Kym Bolado: So, I want to jump into the big announcement that happened: Chevron announced it was acquiring Noble Energy. We’ve had a couple of experts on the show that have discussed that time is changing, meaning we’re going to see mergers, we’re going to see acquisitions and this low oil price. So how significant was this announcement? Where do you think we’re going? Will we see more of these as well?

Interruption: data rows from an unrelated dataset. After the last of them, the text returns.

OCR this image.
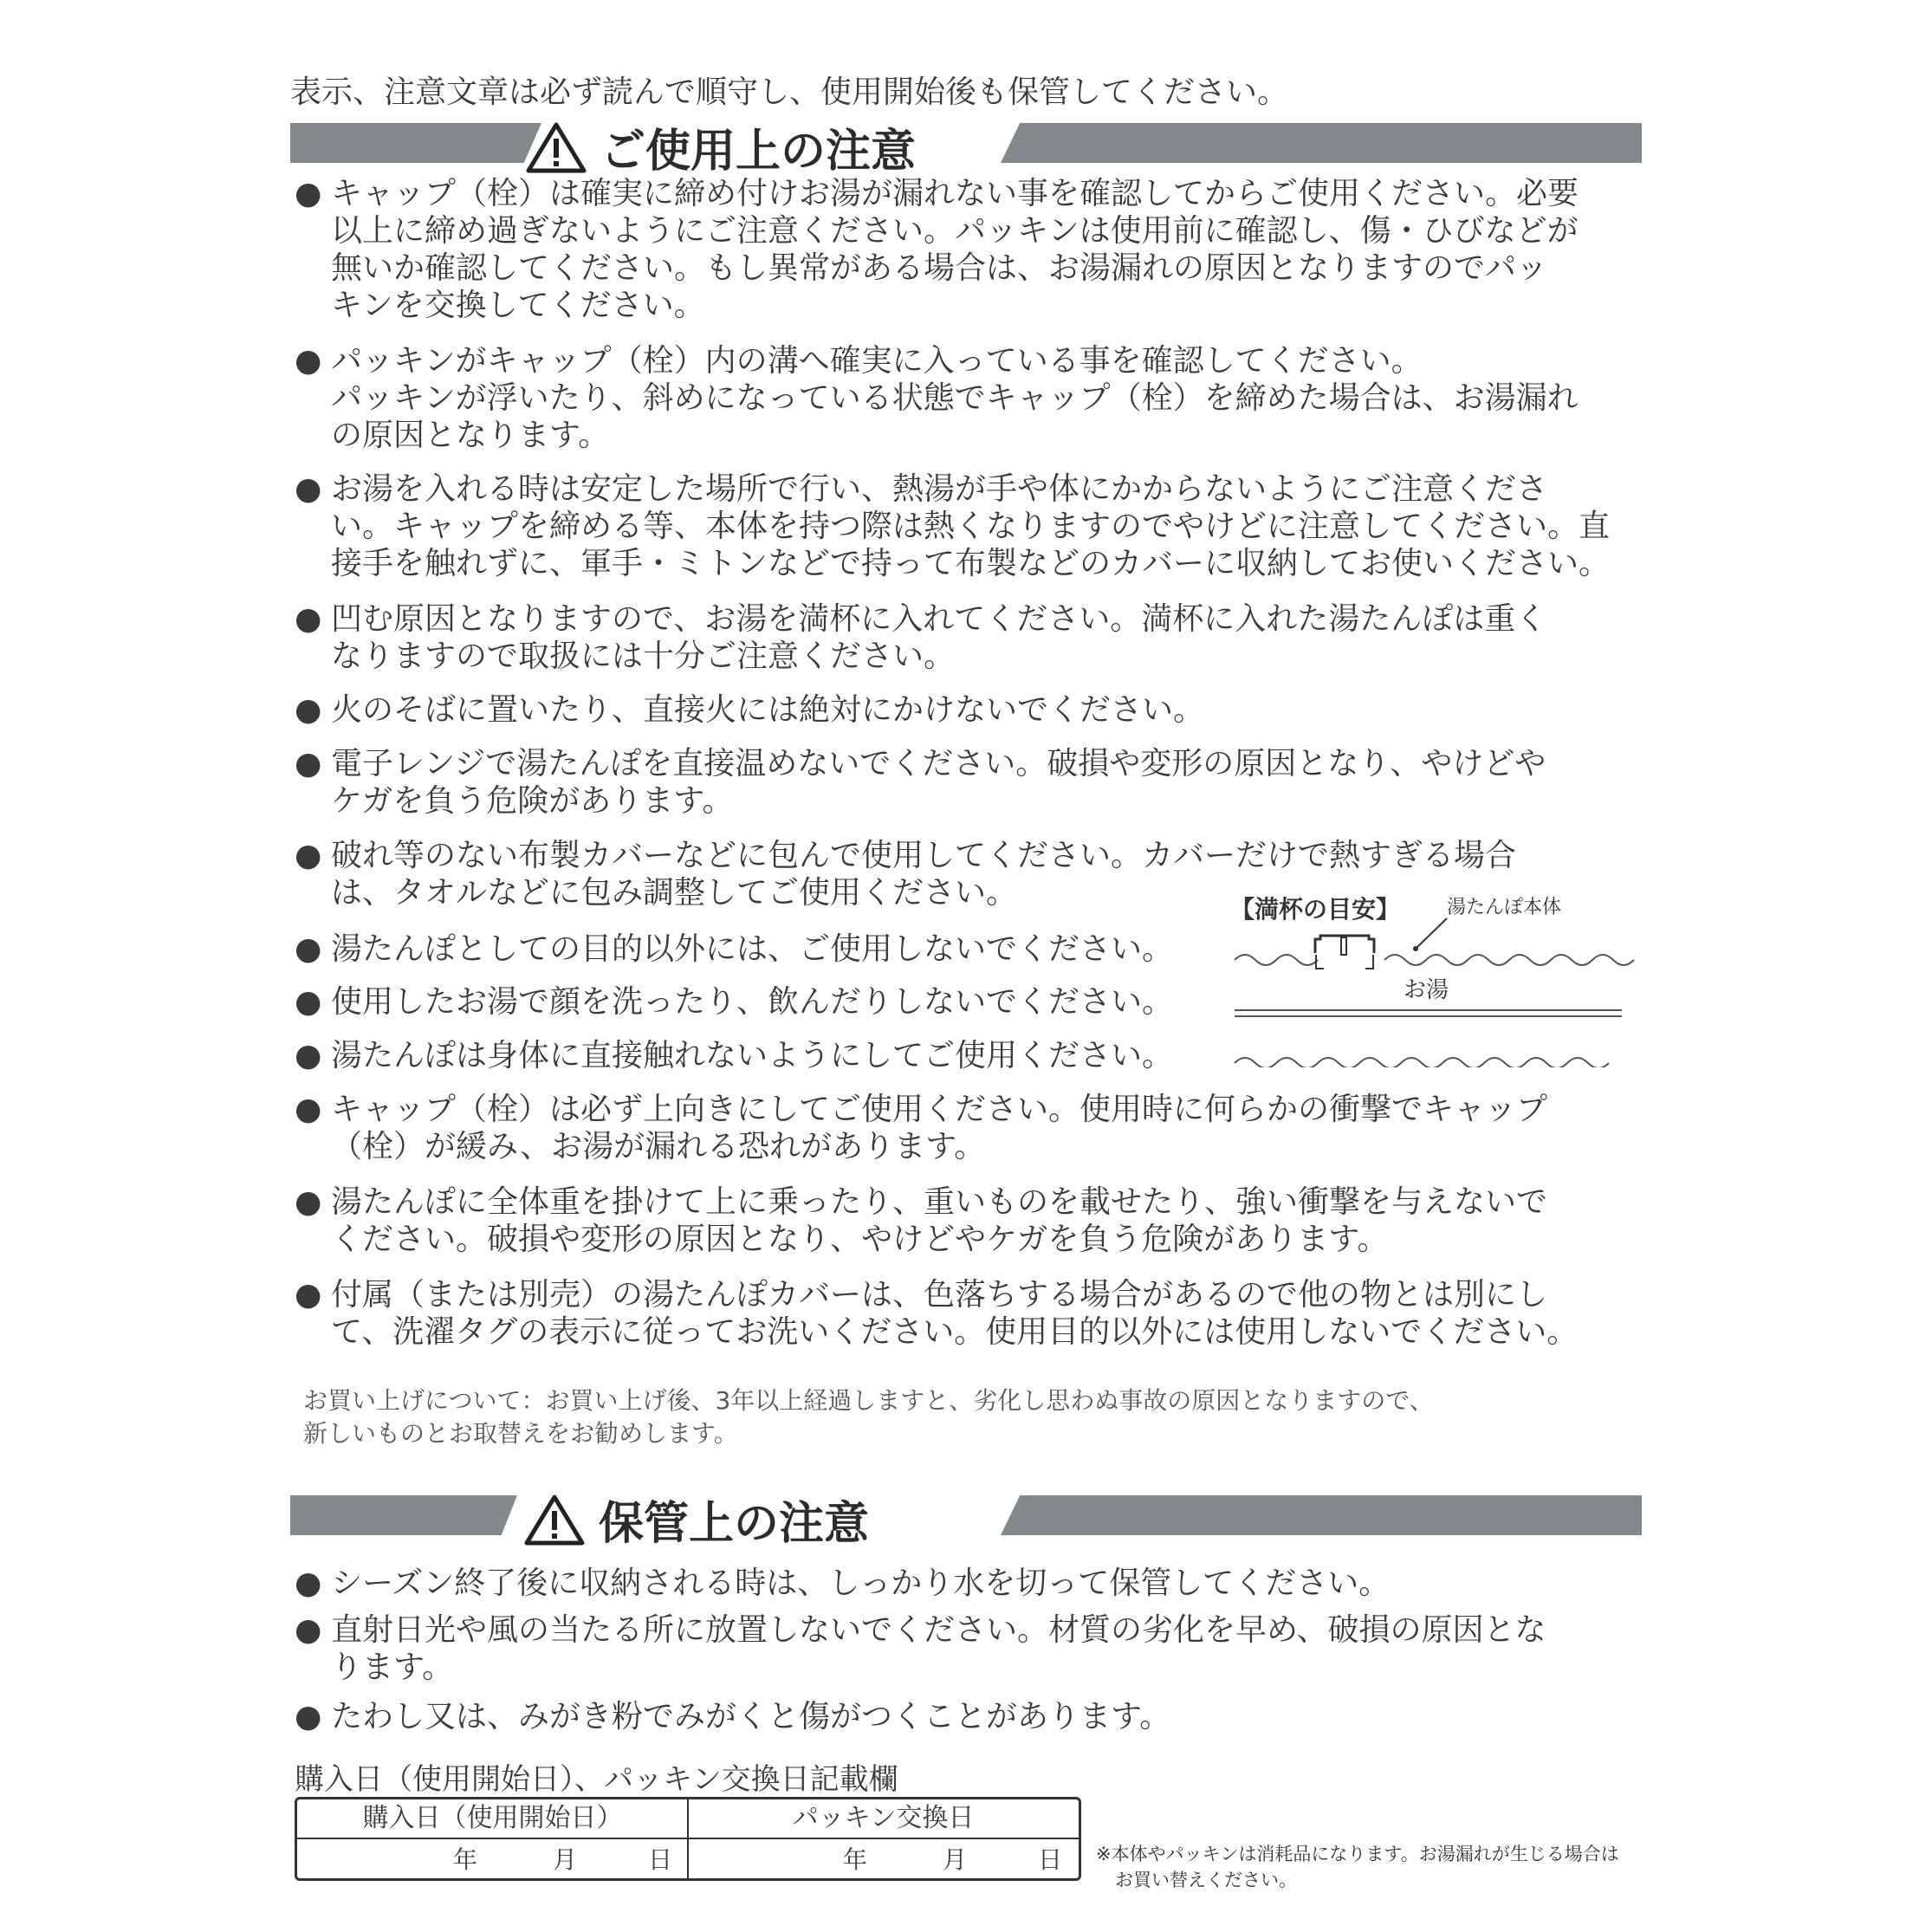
表示、注意文章は必ず読んで順守し、使用開始後も保管してください。
ご使用上の注意
● キャップ（栓）は確実に締め付けお湯が漏れない事を確認してからご使用ください。必要
以上に締め過ぎないようにご注意ください。パッキンは使用前に確認し、傷・ひびなどが
無いか確認してください。もし異常がある場合は、お湯漏れの原因となりますのでパッ
キンを交換してください。
● パッキンがキャップ（栓）内の溝へ確実に入っている事を確認してください。
パッキンが浮いたり、斜めになっている状態でキャップ（栓）を締めた場合は、お湯漏れ
の原因となります。
● お湯を入れる時は安定した場所で行い、熱湯が手や体にかからないようにご注意くださ
い。キャップを締める等、本体を持つ際は熱くなりますのでやけどに注意してください。直
接手を触れずに、軍手・ミトンなどで持って布製などのカバーに収納してお使いください。
● 凹む原因となりますので、お湯を満杯に入れてください。満杯に入れた湯たんぽは重く
なりますので取扱には十分ご注意ください。
● 火のそばに置いたり、直接火には絶対にかけないでください。
● 電子レンジで湯たんぽを直接温めないでください。破損や変形の原因となり、やけどや
ケガを負う危険があります。
● 破れ等のない布製カバーなどに包んで使用してください。カバーだけで熱すぎる場合
は、タオルなどに包み調整してご使用ください。
● 湯たんぽとしての目的以外には、ご使用しないでください。
● 使用したお湯で顔を洗ったり、飲んだりしないでください。
● 湯たんぽは身体に直接触れないようにしてご使用ください。
● キャップ（栓）は必ず上向きにしてご使用ください。使用時に何らかの衝撃でキャップ
（栓）が緩み、お湯が漏れる恐れがあります。
● 湯たんぽに全体重を掛けて上に乗ったり、重いものを載せたり、強い衝撃を与えないで
ください。破損や変形の原因となり、やけどやケガを負う危険があります。
● 付属（または別売）の湯たんぽカバーは、色落ちする場合があるので他の物とは別にし
て、洗濯タグの表示に従ってお洗いください。使用目的以外には使用しないでください。
【満杯の目安】 湯たんぽ本体
お湯
お買い上げについて：お買い上げ後、3年以上経過しますと、劣化し思わぬ事故の原因となりますので、
新しいものとお取替えをお勧めします。
保管上の注意
● シーズン終了後に収納される時は、しっかり水を切って保管してください。
● 直射日光や風の当たる所に放置しないでください。材質の劣化を早め、破損の原因とな
ります。
● たわし又は、みがき粉でみがくと傷がつくことがあります。
購入日（使用開始日）、パッキン交換日記載欄
購入日（使用開始日）	パッキン交換日
年	月	日	年	月	日 ※本体やパッキンは消耗品になります。お湯漏れが生じる場合は
お買い替えください。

David Blackmon: Yeah, that’s a big announcement for Chevron, I think it’s really interesting because they finished second, last year in the race to acquire Anadarko Petroleum, which was a bigger Permian producer, but just a little bigger company. Overall, the normal energy Oxy ended up winning that bidding war for $55 billion. Chevron ends up buying Noble a year later for really $5 billion for their assets, and then they’re assuming a billion dollars in outstanding debt. So it’s a $13 billion acquisition that last year would have cost them over $30 billion. It shows you how quick they really change, and you never know what’s going to happen going forward. So this was easily the biggest deal so far in 2020.
Kym Bolado: That leads me to my next question. We’ve had a lot of experts on, and a lot of them have been having a discussion for quite some time that the retraction going on in shale plays we are going to see a lot of mergers and acquisitions. A lot of them even went as far as to make guesstimates that we were going to really see a consolidation of shales. Are we seeing that now? Do you think that’s what’s happening? Are we on the cusp of this happening?
David Blackmon: You know people have been saying that for over a year, and everybody likes to predict those things. So far, obviously it’s not happened. I think coming into this year, it was reasonable to expect we would have fairly significant consolidation in the shale business, but COVID-19 had erupted all of that. And now, you know, I think that the thing Chevron with buying off Noble they had a lot of synergies in their operation, not just here in the United States, but in the Eastern Mediterranean and Africa
That merger makes a great deal of sense from a lot of perspectives, and I think that other companies like ExxonMobil and BP and Shell want to do some acquisitions of smaller companies, but it has to make financial sense. Just like last year, the acquisition of Anadarko needed to make financial sense to Chevron. So it just depends.
Kym Bolado: Our guest today is Dan Haley, CEO of Colorado Oil and Gas Association. Dan, before the break, you were telling us about how effective your messaging was to really get the point to the voters how important oil and gas was to them. What do you think was the magic bullet, if you will, that helps you guys get over the hump that you needed to against the activist in your area?
Dan Haley: Well, I’ll say a couple of things. One, probably 10 years ago, we were not doing a good job of this. We were not doing a good job of going into communities and explaining what we’re doing, why we’re doing it, why it’s important, why it’s good for our community, our state, and our country, and why it’s safe. And when we weren’t doing that, we created a vacuum that activists filled with horror stories and scare tactics. So we had to spend a lot of money and a lot of time on education getting the right information out there. During the 2018 campaign, there was a lot about jobs. It was about introducing our industry employees to the rest of the state. These are your neighbors. They have good paying jobs in the oil field, which support your jobs throughout the economy. And we really hit that message home.
We can always talk about jobs. We can always talk about the taxes that we pay. We’ve got to tell our good stories about what we’re doing to protect the environment, how we are controlling emissions, how we’re reducing emissions and methane, how we’re protecting the groundwater in our state and across the country. We’ve got a good story to tell. We have to begin to tell that and really hit to the heart of what people are concerned about. People want to talk about environmental issues. They want to talk about climate. We’ve got good stories to tell. We need to be comfortable in telling them and understanding the facts and science that’s on our side in this case. And we really need to get that message out to Colorado and to the rest of the country.